Anti-Surveillance Petition Strikes a Chord with Canadians

The Canadian government has gone through a 58 hour filibuster with regards to the Canada Post lockout. With this out of the way, some are fearing what the Canadian Conservative government will do next. One of the things that could be in the pipe-line is the much feared warrantless wiretapping legislation. It sparked one group to put together a petition that is already garnering huge success.

Note: This is an article I wrote that was published elsewhere first. It has been republished here for archival purposes

Canadians have been down this road before. In 2008, the Liberals were proposing what is still known to this day as “Lawful Access”. The debate which was debated back in 2008 and even further back into 2005 when it took the iteration of Bill C-74 back then.

In both the 2005 and 2007-2008 instances, the Liberal party were the ones pushing the legislation. Now today, roughly 6 years later, very little has changed save for the possibility that the Conservative party is now pushing for Lawful Access legislation. The arguments against Lawful Access should be very familiar for those, like me, who sat through the debates over whether or not Lawful Access should be passed in the first place. It’s too expensive for various companies to implement, it uses resources that authorities don’t have, it’s too expensive for companies to maintain, it’ll never be 100% effective given the existence of technology such as VPN and TOR, it’s an infringement on people’s rights, there is no court oversight, it can easily be abused, it does little to nothing at solving crime in the first place and it could make tihngs worse for authorities as it would encourage anyone they could be after to adopt more effective ways of avoiding surveillance, making it harder for authorities to keep track of the very people they want to keep track of. One can already get that Groundhog Day feeling just listing off the reasons why Lawful Access is bad.

Regardless, Open Media has launched a petition website called Stop Online Spying (stopspying.ca) to encourage users to get involved early in opposing any such legislation. The petition makes the following arguments:

The government is trying to ram through an anti-Internet set of electronic surveillance laws that will invade your privacy and cost you money. The plan is to force every phone and Internet provider to surrender our personal information to “authorities” without a warrant.

This bizarre legislation will create Internet surveillance that is:

* Warrantless: A range of “authorities” will have the ability to invade the private lives of law-abiding Canadians and our families using wired Internet and mobile devices, without a warrant or any justification.
* Invasive and Dangerous: The laws leave our personal and financial information less secure and more susceptible to cybercrime.
* Costly: Internet services providers may be forced to install millions of dollars worth of spying technology and the cost will be passed down to YOU.

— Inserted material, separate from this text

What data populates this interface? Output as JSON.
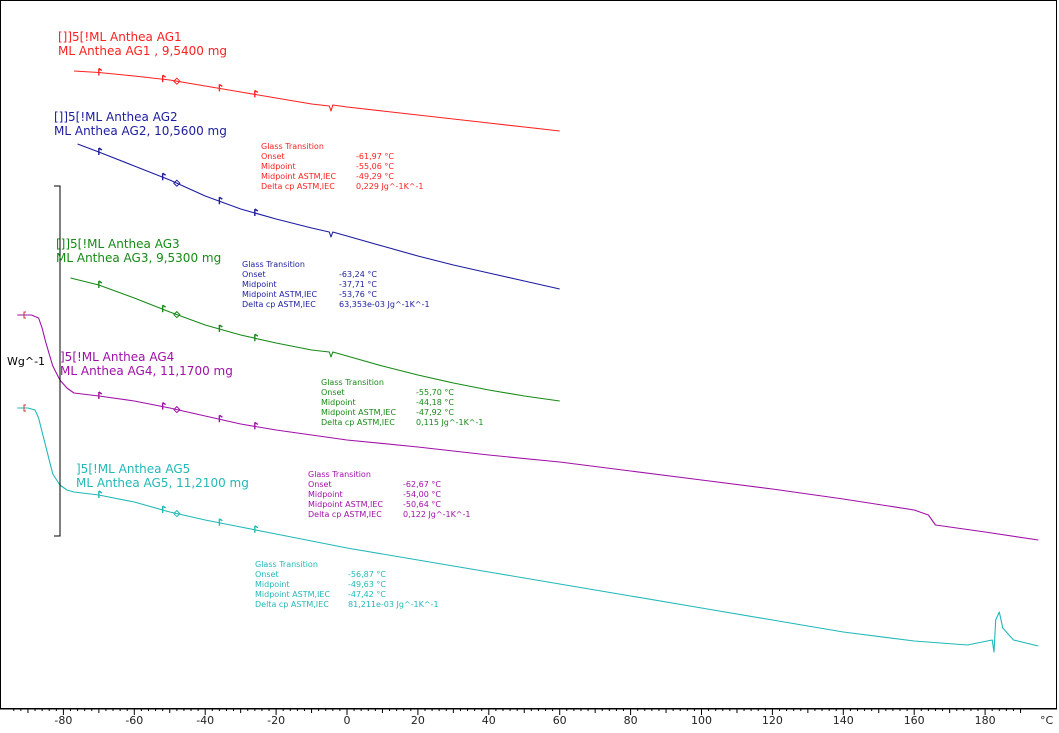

Michael Geist notes that the online petition received thousands of signatures on it’s first day. As of this writing, the petition has collected a grand total of 36,677 signatures. It’s a number that only stands to grow given how Canadians reacted to previous iterations of Lawful Access.

The CBC adds:

The petition is backed by the Canadian and B.C. civil liberties associations, the Canadian Internet Policy and Public Interest Clinic at the University of Ottawa and the Tyee, a B.C.-based news and culture website. Several unions and independent media outlets are also supporting the campaign.

What will be interesting this time is seeing how opposition toward this legislation fares against a Conservative majority government.